Voici ce qu’était la vie en ce début de III° millénaire : une manière de fin du monde, un genre d’immense anastrophe - les millénaristes se réjouissaient, les sectes proliféraient, les barbares enflaient du suc de leur piteuse gloire -, et il n’y avait plus sur Terre que le feu de la désespérance et les impasses d’une tragédie majuscule. Oui, tragédie car même les dieux avaient déserté l’Olympe et leurs yeux s’étaient retournés dans l’enceinte de leurs corps mythologiques, ne visant plus que les fables, les fictions dont, le long moment qu’avait duré la crédulité des hommes, ils avaient profité pour distiller leur ambroisie céleste alors que les pauvres bougres et les nécessiteux crevaient de faim et buvaient une eau délétère dont ils ne sentaient même pas qu’elle était commise à leur propre disparition. C’est toujours ainsi, croire en une divinité, c’est aussi renoncer à soi et accepter de se fondre dans sa propre immanence.

Mais voici, qu’au milieu de ce tohu-bohu en forme de voyage final, quelque part, derrière un repli de terre ou bien, peut-être, dans quelque grotte originelle dont ils avaient fait leur demeure et le sanctuaire de leur foi immédiate, simple comme l’air, mobile comme le vent, heureuse comme la goutte de rosée sur la crosse d’herbe, vivait le Peuple des Silencieux, petites figurines de bois inapparentes, toutes semblables entre elles, car ici, on n’admettait nulle différence qui eût pu discriminer, nulle précellence qui eût hissé sur quelque piédestal un Supérieur toisant un Inférieur. Nul ne sait vraiment comment cette Compagnie Boisée était arrivée là, par quelle décision de quel étrange destin. Avaient-ils échappé à la vindicte des exterminateurs, étaient-ils le fait d’une génération spontanée, résultaient-ils de la vénérable sagesse des arbres, minces et blanches racines échappant au pogrom, à la haine séculaire, à l’immémoriale déraison humaine qui métamorphosait de paisibles individus en hordes sauvages assoiffées de sang ?

Mais peu importaient les causes qui avaient présidé à leur généreuse apparition.
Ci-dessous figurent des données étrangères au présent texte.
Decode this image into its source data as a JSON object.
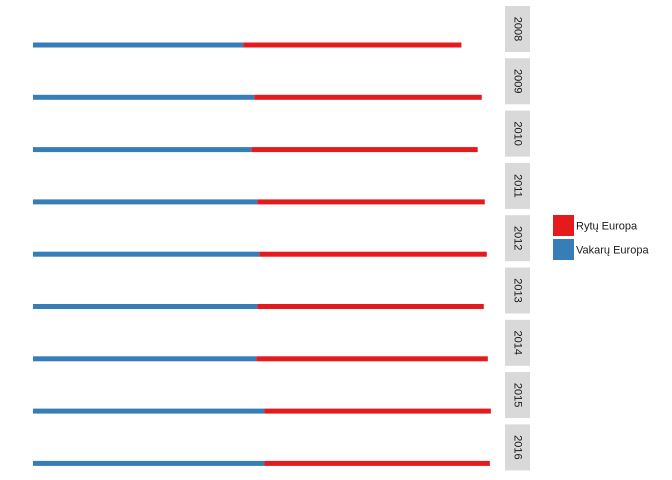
{
  "chart_data": {
    "type": "bar",
    "orientation": "horizontal",
    "stacked": true,
    "facets": [
      "2008",
      "2009",
      "2010",
      "2011",
      "2012",
      "2013",
      "2014",
      "2015",
      "2016"
    ],
    "series": [
      {
        "name": "Vakarų Europa",
        "color": "#377EB8",
        "values": [
          207,
          218,
          215,
          221,
          223,
          221,
          220,
          228,
          228
        ]
      },
      {
        "name": "Rytų Europa",
        "color": "#E41A1C",
        "values": [
          215,
          224,
          223,
          224,
          224,
          223,
          228,
          223,
          222
        ]
      }
    ],
    "xlim": [
      0,
      460
    ],
    "grid": false,
    "axes_visible": false,
    "legend": {
      "placement": "right",
      "order": [
        "Rytų Europa",
        "Vakarų Europa"
      ]
    }
  }
}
Seule comptait l’harmonie de leur assemblée et le bonheur qui rayonnait de cette masse compacte, telle des moules soudées sur leur bouchot, vivant à l’unisson, éprouvant en même temps les frémissements de la joie, les agitations de l’inquiétude, mais aussi le lien indéfectible d’une amitié dont chacun constituait l’une des fibres du rameau terminal. L’un d’entre eux manifestait-il de la tristesse, que tous les autres, rassemblant leurs tiges d’écorce venaient le réconforter et le mettre à l’abri des mauvais coups du sort. Quelqu’un s’affligeait-il d’un revers de fortune - moral, nous voulons dire car ici la richesse matérielle n’avait aucune signification -, qu’aussitôt le groupe ressentant dans sa chair même le désarroi d’une forme siamoise, volait à son secours afin que, soutenu par une générosité partagée, l’infortuné pût retrouver sa sérénité et naviguer de conserve avec l’ensemble de ses coreligionnaires. L’un, plus fragile que les autres, venant à frissonner de fièvre et alors toute la communauté réunie lui apportait chaleur et réconfort. C’était ainsi qu’ils vivaient, dans cette manière de flux et de reflux continu d’une signification partagée, d’un bonheur éprouvé tel l’air d’une symphonie écoutée en commun et rien ne venait jamais obscurcir leur horizon.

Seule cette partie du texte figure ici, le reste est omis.